Les taux obligataires en hausse, le pourquoi du comment !
La politique monétaire des Banques Centrales est aujourd’hui partagée entre d’un côté, l’inflation, et de l’autre, le risque de dépression économique !
Bank Al-Maghrib est face au même dilemme du fait d’un taux d’inflation au Maroc de 7%, alors que les crédits à l’économie ne connaissent pas de croissance, signe de ralentissement économique. Seuls les crédits de trésorerie ne cessent d’augmenter pour pallier les difficultés des entreprises à financer la cherté des matières premières et l’insuffisance de leur BFR, besoins en fonds de roulement, alors que les crédits à l’investissement sont à l’arrêt. La position courageuse de BAM, celle de maintenir son taux directeur à 1,5%, se justifie par le fait que l’inflation dans notre pays n’est pas d’origine monétaire, issue d’une économie en surchauffe, et qu’il faut éviter tout risque d’aggravation de la situation économique. On peut faire le constat que cette foisci, BAM n’a pas suivi les banques centrales occidentales, la FED et la BCE, qui, elles, ont augmenté leur taux directeur à respectivement 4% et 1,5%, pour contrer l’inflation dont le taux tend vers deux chiffres. Elles comptent maintenir ce dernier pour contrer la hausse des prix des matières premières, du gaz et du pétrole, tout en courant le risque de favoriser une dépression. Ce faisant, le Maroc ne peut que profiter des effets de leurs interventions sur l’inflation importée.

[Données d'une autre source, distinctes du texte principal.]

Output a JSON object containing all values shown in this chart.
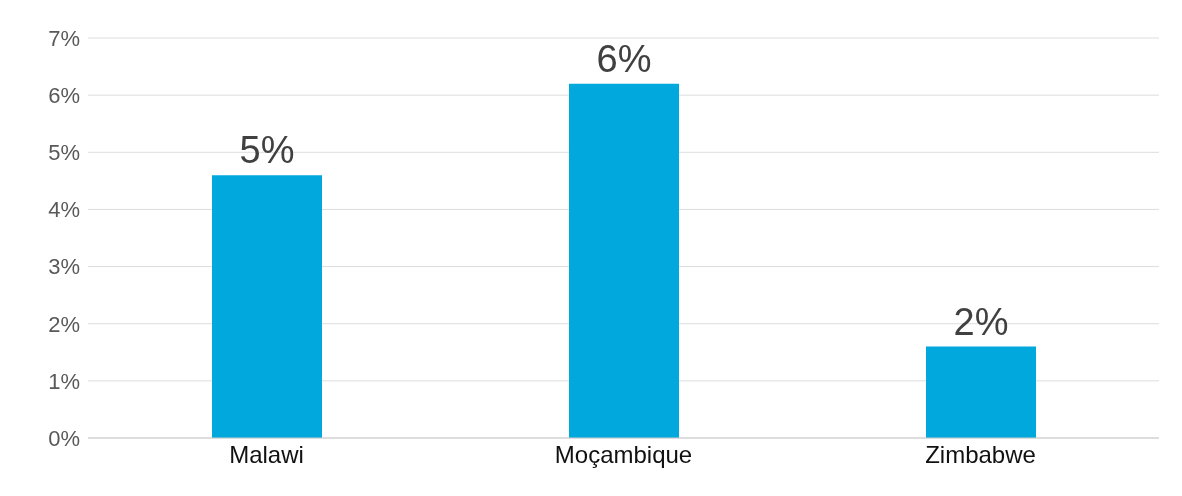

La politique monétaire du Maroc, qui reste une petite économie avec un double déficit commercial et courant, se doit de soutenir le dirham dont dépend son autonomie. Sachant que celle-ci s’appuie par ailleurs sur le financement de son solde extérieur par les transferts des MRE confortables, un bon comportement des IDE, des recettes touristiques qui repartent à la hausse et des super-profits engendrés par l’OCP. Toutefois, malgré la bonne tenue de ces agrégats, la protection du dirham n’est soutenable, parce que le Trésor s’endette principalement sur le marché des capitaux marocain. S’il devait se financer plus à l’international, BAM n’aurait pas pu maintenir son taux directeur aussi bas sans affecter le dirham !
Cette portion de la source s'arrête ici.